Придерживая шпагу, Ивашин живо присел и, подняв из грязи, подал царю пирожок. Петр разломил, понюхал и бросил.

– А этот, ваше величество, – Ивашин сапогом пихнул вятского мужичка в ноги, – всем им, ворам, зачинщик, крикун и вор.

– Батогов! – Петр повернулся и зашагал косолапой, но стремительной поступью вдоль набережной к работам. Ивашин рысью, придерживая треугольную шляпу и шпагу, поспевал за ним.

Вдоль топкого берега, куда били, расползаясь, черно-ледяные волны, копошились до трехсот человеческих фигур: орловцы и туляки в войлочных гречушниках, киргизы в остроконечных, как кибитки, шапках, с меховыми ушами, одетые в оленьи кофты поморы, сибиряки в собачьих шубах и иной бродячий люд, кто обмотанный тряпками, кто просто прикрытый рогожей.

– Оглядывайся… Оглядывайся… Оглядывайся… – пошли негромкие голоса по всему берегу. Не жалея ни рук, ни спин, подгоняемые десятскими и еще более зорким взглядом царя, все эти изнуренные, цинготные, покрытые лишаями и сыпью строители великого города «бодро и весело», как сказано в регламенте работ, били в сваи, рысью тащили бревна, с грохотом сбрасывали их, пилили, накатывали; человек пятьдесят, стоя по пояс в воде, обтесывали торцы. Едко пахло мокрым деревом, дегтем и дымом от обжигаемых свай.

Все эти люди были, как духи земли, вызваны из небытия, чтобы, не ропща и не уставая, строить стены, укрепления, дворцы, овладевать разливом рек, ловить ветер в паруса, бороться с огнем.

Одного слова, движения бровей было достаточно, чтобы поднять на сажень берег Невы, оковать его гранитом, ввинтить бронзовые кольца, воздвигнуть вон там, поправее трех ощипанных елей, огромное здание с каналами, арками, пушками у ворот и высоким шпилем, на золоте которого загорится северное солнце.

Грызя ноготь, Петр исподлобья посматривал на то место, где назначалось быть адмиралтейству. Там, на низком берегу, стояли длинные бараки с дегтем, пенькой, чугунными отливками; кругом строились леса, тянулись тележки по гребням выкидываемой из каналов зеленоватой земли, и сколько еще нужно было гнева и нетерпения, чтобы поднялся из болот и тумана дивный город!

А тут еще пирожки какие-то мешают.

В конце стройки Петр свернул на мостки, сквозь доски которых под его шагами зачмокала вода.

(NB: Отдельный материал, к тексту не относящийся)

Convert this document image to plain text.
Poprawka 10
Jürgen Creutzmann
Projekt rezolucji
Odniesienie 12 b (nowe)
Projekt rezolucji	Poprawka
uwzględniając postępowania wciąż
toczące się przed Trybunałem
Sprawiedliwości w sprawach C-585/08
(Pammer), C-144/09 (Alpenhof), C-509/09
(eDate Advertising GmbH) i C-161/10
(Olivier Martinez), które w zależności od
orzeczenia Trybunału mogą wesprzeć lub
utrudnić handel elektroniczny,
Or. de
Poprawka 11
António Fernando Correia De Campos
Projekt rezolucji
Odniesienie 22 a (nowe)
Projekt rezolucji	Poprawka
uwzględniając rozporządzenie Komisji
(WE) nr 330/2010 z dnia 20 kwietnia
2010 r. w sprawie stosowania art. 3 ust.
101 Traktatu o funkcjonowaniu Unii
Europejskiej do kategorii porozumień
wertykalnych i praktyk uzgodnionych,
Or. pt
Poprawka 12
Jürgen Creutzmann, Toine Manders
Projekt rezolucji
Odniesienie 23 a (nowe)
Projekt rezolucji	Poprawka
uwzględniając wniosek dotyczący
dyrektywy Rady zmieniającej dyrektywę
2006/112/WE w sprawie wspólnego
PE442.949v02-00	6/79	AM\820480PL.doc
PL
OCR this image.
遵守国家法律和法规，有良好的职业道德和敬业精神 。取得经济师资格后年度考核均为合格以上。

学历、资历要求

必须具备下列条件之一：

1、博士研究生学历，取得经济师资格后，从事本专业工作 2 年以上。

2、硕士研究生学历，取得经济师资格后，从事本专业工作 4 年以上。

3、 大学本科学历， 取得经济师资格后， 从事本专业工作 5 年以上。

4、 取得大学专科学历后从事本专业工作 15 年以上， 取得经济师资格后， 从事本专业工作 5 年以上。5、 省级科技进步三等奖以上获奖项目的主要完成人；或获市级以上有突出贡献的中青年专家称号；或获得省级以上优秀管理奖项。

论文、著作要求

Здесь он вынул часы, отколупнул черным ногтем крышку – было ровно половина одиннадцатого – и шагнул в качавшийся и скрипевший о сваи одномачтовый бот.

Скуластый матрос, в короткой стеганой куртке и в падающих из-под нее складками широких коричневых штанах, весело взглянул на Петра Алексеевича, сунул в карман фарфоровую трубочку и, живо перебирая руками, поднял парус. Тотчас лодка, бессильно до этого качавшаяся, точно напрягла мускулы, накренилась, мачта, заскрипев, согнулась под крепким ветром. Петр снял руку с поручни мостков, положил руль, и лодка скользнула, взлетела на гребень и пошла через Неву.